3. Syntax Highlighting

3.1. Converting Text

Colorizing code has already been touched on briefly in the Introduction chapter (under “Quick Start”). To review, the process is a mere three steps:

  1. Require the class for the type of the output you want (currently, only HTML is supported).
  2. Obtain an instance of the convertor, for the syntax you wish to convert.
  3. Call #convert on that convertor, passing in the text you want to convert. The return value is the HTML representation of the colorized text.

For example:

Colorizing a Ruby script [ruby]
1
2
3
4
5
6
7
8
# Step 1: require the HTML convertor
require 'syntax/convertor/html'

# Step 2: get an instance of the HTML convertor for the Ruby syntax
convertor = Syntax::Convertor::HTML.for_syntax "ruby"
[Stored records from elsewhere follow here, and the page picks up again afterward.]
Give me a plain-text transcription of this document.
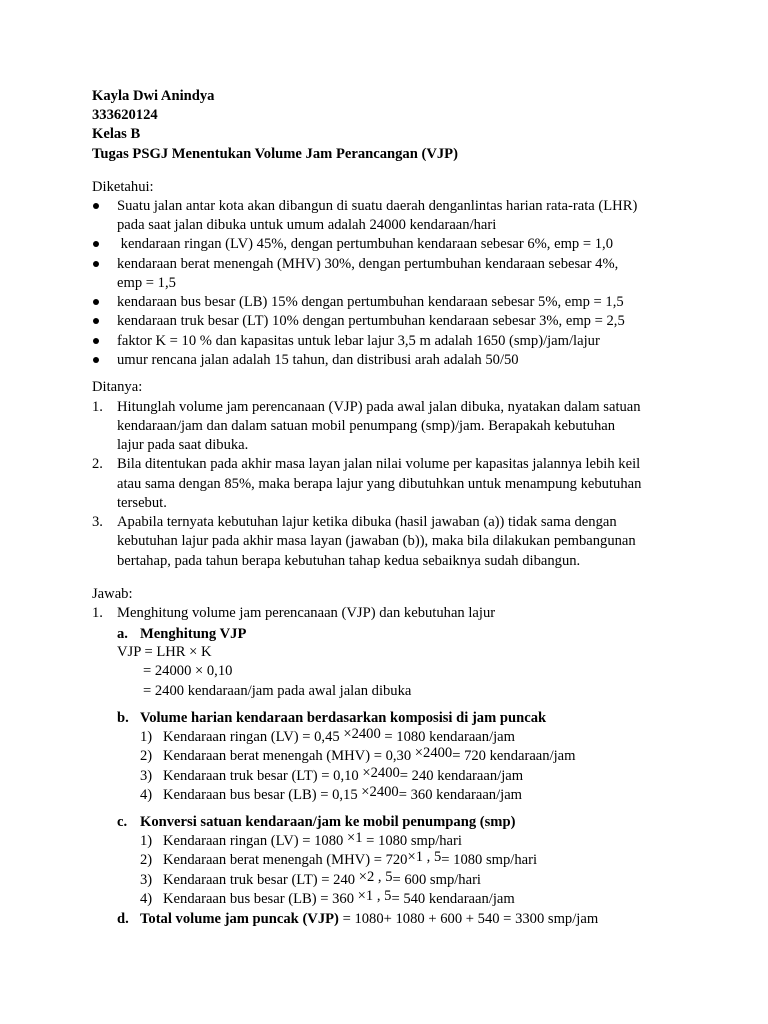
Kayla Dwi Anindya
333620124
Kelas B
Tugas PSGJ Menentukan Volume Jam Perancangan (VJP)
Diketahui:
Suatu jalan antar kota akan dibangun di suatu daerah denganlintas harian rata-rata (LHR)
pada saat jalan dibuka untuk umum adalah 24000 kendaraan/hari
kendaraan ringan (LV) 45%, dengan pertumbuhan kendaraan sebesar 6%, emp = 1,0
kendaraan berat menengah (MHV) 30%, dengan pertumbuhan kendaraan sebesar 4%,
emp = 1,5
kendaraan bus besar (LB) 15% dengan pertumbuhan kendaraan sebesar 5%, emp = 1,5
kendaraan truk besar (LT) 10% dengan pertumbuhan kendaraan sebesar 3%, emp = 2,5
faktor K = 10 % dan kapasitas untuk lebar lajur 3,5 m adalah 1650 (smp)/jam/lajur
umur rencana jalan adalah 15 tahun, dan distribusi arah adalah 50/50
Ditanya:
1. Hitunglah volume jam perencanaan (VJP) pada awal jalan dibuka, nyatakan dalam satuan
kendaraan/jam dan dalam satuan mobil penumpang (smp)/jam. Berapakah kebutuhan
lajur pada saat dibuka.
2. Bila ditentukan pada akhir masa layan jalan nilai volume per kapasitas jalannya lebih keil
atau sama dengan 85%, maka berapa lajur yang dibutuhkan untuk menampung kebutuhan
tersebut.
3. Apabila ternyata kebutuhan lajur ketika dibuka (hasil jawaban (a)) tidak sama dengan
kebutuhan lajur pada akhir masa layan (jawaban (b)), maka bila dilakukan pembangunan
bertahap, pada tahun berapa kebutuhan tahap kedua sebaiknya sudah dibangun.
Jawab:
1. Menghitung volume jam perencanaan (VJP) dan kebutuhan lajur
a. Menghitung VJP
VJP = LHR × K
= 24000 × 0,10
= 2400 kendaraan/jam pada awal jalan dibuka
b. Volume harian kendaraan berdasarkan komposisi di jam puncak
1) Kendaraan ringan (LV) = 0,45 ×2400 = 1080 kendaraan/jam
2) Kendaraan berat menengah (MHV) = 0,30 ×2400= 720 kendaraan/jam
3) Kendaraan truk besar (LT) = 0,10 ×2400= 240 kendaraan/jam
4) Kendaraan bus besar (LB) = 0,15 ×2400= 360 kendaraan/jam
c. Konversi satuan kendaraan/jam ke mobil penumpang (smp)
1) Kendaraan ringan (LV) = 1080 ×1 = 1080 smp/hari
2) Kendaraan berat menengah (MHV) = 720×1 , 5= 1080 smp/hari
3) Kendaraan truk besar (LT) = 240 ×2 , 5= 600 smp/hari
4) Kendaraan bus besar (LB) = 360 ×1 , 5= 540 kendaraan/jam
d. Total volume jam puncak (VJP) = 1080+ 1080 + 600 + 540 = 3300 smp/jam
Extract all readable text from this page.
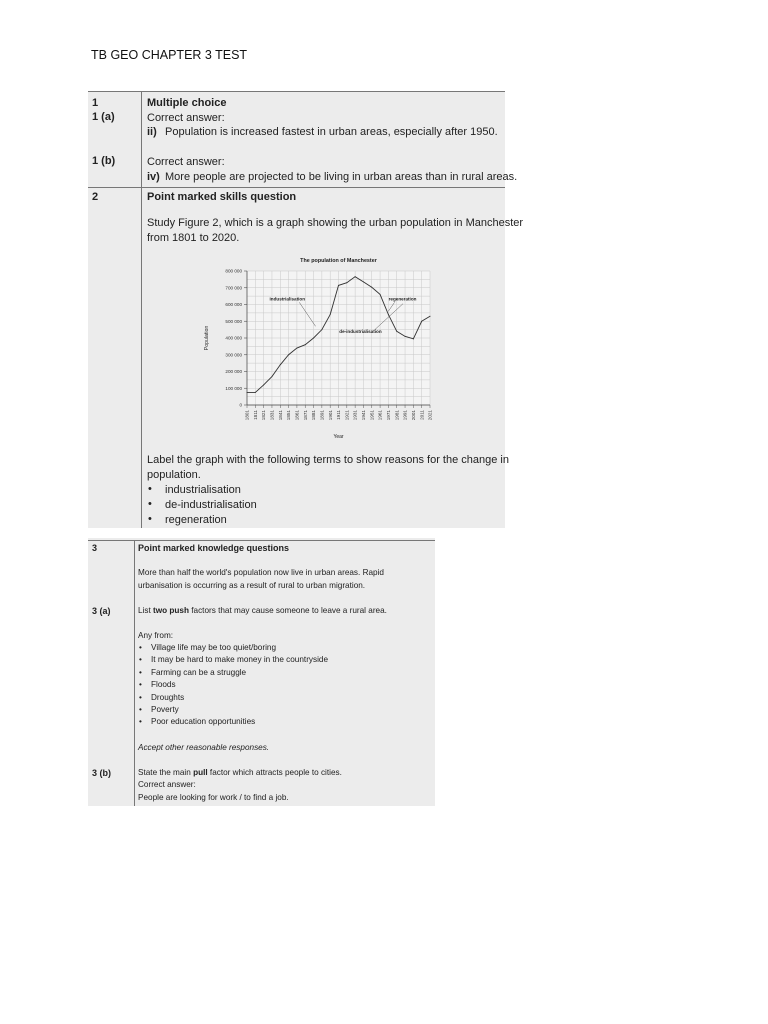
TB GEO CHAPTER 3 TEST
1	Multiple choice
1 (a)	Correct answer:
ii) Population is increased fastest in urban areas, especially after 1950.
1 (b)	Correct answer:
iv) More people are projected to be living in urban areas than in rural areas.
2	Point marked skills question
Study Figure 2, which is a graph showing the urban population in Manchester
from 1801 to 2020.
0
100 000
200 000
300 000
400 000
500 000
600 000
700 000
800 000
1801 1811 1821 1831 1841 1851 1861 1871 1881 1891 1901 1911 1921 1931 1941 1951 1961 1971 1981 1991 2001 2011 2021
The population of Manchester
Year
Population
industrialisation	regeneration
de-industrialisation
Label the graph with the following terms to show reasons for the change in
population.
• industrialisation
• de-industrialisation
• regeneration
3	Point marked knowledge questions
More than half the world's population now live in urban areas. Rapid
urbanisation is occurring as a result of rural to urban migration.
3 (a)	List two push factors that may cause someone to leave a rural area.
Any from:
• Village life may be too quiet/boring
• It may be hard to make money in the countryside
• Farming can be a struggle
• Floods
• Droughts
• Poverty
• Poor education opportunities
Accept other reasonable responses.
3 (b)	State the main pull factor which attracts people to cities.
Correct answer:
People are looking for work / to find a job.
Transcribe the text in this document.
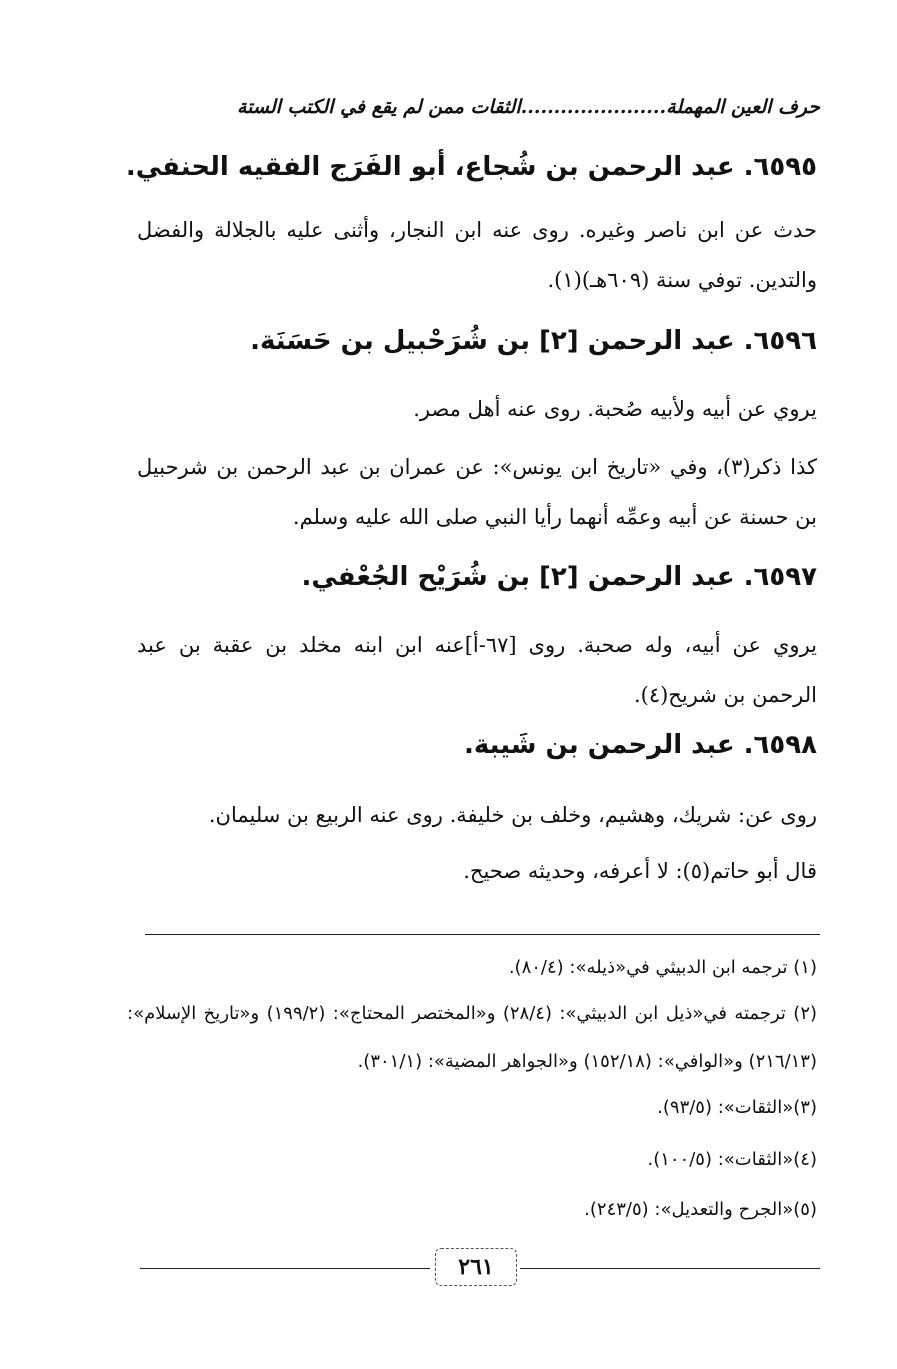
حرف العين المهملة......................الثقات ممن لم يقع في الكتب الستة
٦٥٩٥. عبد الرحمن بن شُجاع، أبو الفَرَج الفقيه الحنفي.
حدث عن ابن ناصر وغيره. روى عنه ابن النجار، وأثنى عليه بالجلالة والفضل والتدين. توفي سنة (٦٠٩هـ)(١).
٦٥٩٦. عبد الرحمن [٢] بن شُرَحْبيل بن حَسَنَة.
يروي عن أبيه ولأبيه صُحبة. روى عنه أهل مصر.
كذا ذكر(٣)، وفي «تاريخ ابن يونس»: عن عمران بن عبد الرحمن بن شرحبيل بن حسنة عن أبيه وعمِّه أنهما رأيا النبي صلى الله عليه وسلم.
٦٥٩٧. عبد الرحمن [٢] بن شُرَيْح الجُعْفي.
يروي عن أبيه، وله صحبة. روى [٦٧-أ]عنه ابن ابنه مخلد بن عقبة بن عبد الرحمن بن شريح(٤).
٦٥٩٨. عبد الرحمن بن شَيبة.
روى عن: شريك، وهشيم، وخلف بن خليفة. روى عنه الربيع بن سليمان.
قال أبو حاتم(٥): لا أعرفه، وحديثه صحيح.
(١) ترجمه ابن الدبيثي في«ذيله»: (٨٠/٤).
(٢) ترجمته في«ذيل ابن الدبيثي»: (٢٨/٤) و«المختصر المحتاج»: (١٩٩/٢) و«تاريخ الإسلام»: (٢١٦/١٣) و«الوافي»: (١٥٢/١٨) و«الجواهر المضية»: (٣٠١/١).
(٣)«الثقات»: (٩٣/٥).
(٤)«الثقات»: (١٠٠/٥).
(٥)«الجرح والتعديل»: (٢٤٣/٥).
٢٦١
# Step 3: convert the text to HTML
puts convertor.convert( File.read( "program.rb" ) )

3.2. Custom Highlighters

To write your own custom highlighter module, you just need to:

  1. inherit from Syntax::Convertors::Abstract
  2. implement the convert method

You can use the syntax/convertors/html.rb file as an example:

syntax/convertors/html.rb [ruby]
1
2
3
4
5
6
7
8
9
10
11
12
13
14
15
16
17
18
19
20
21
22
23
24
25
26
27
28
29
30
31
32
33
34
35
36
37
38
39
40
41
42
43
44
45
46
47
48
49
50
51
require 'syntax/convertors/abstract'

module Syntax
  module Convertors

 # A simple class for converting a text into HTML.
    class HTML < Abstract

      # Converts the given text to HTML, using spans to represent token groups
      # of any type but <tt>:normal</tt> (which is always unhighlighted). If
      # +pre+ is +true+, the html is automatically wrapped in pre tags.
      def convert( text, pre=true )
        html = ""
        html << "<pre>" if pre
        regions = []
        @tokenizer.tokenize( text ) do |tok|
          value = html_escape(tok)
   case tok.instruction
            when :region_close then
              regions.pop
              html << "</span>"
            when :region_open then
              regions.push tok.group
              html << "<span class=\"#{tok.group}\">#{value}"
            else
         if tok.group == ( regions.last || :normal )
                html << value
 else
                html << "<span class=\"#{tok.group}\">#{value}</span>"
              end
          end
        end
        html << "</span>" while regions.pop
        html << "</pre>" if pre
        html
      end

      private

        # Replaces some characters with their corresponding HTML entities.
        def html_escape( string )
          string.gsub( /&/, "&amp;" ).
                 gsub( /</, "&lt;" ).
                 gsub( />/, "&gt;" ).
                 gsub( /"/, "&quot;" )
        end

    end

  end
end

Within the #convert method, you will automatically have access to the tokenizer instance variable—instantiated for you by the framework. The rest is up to you.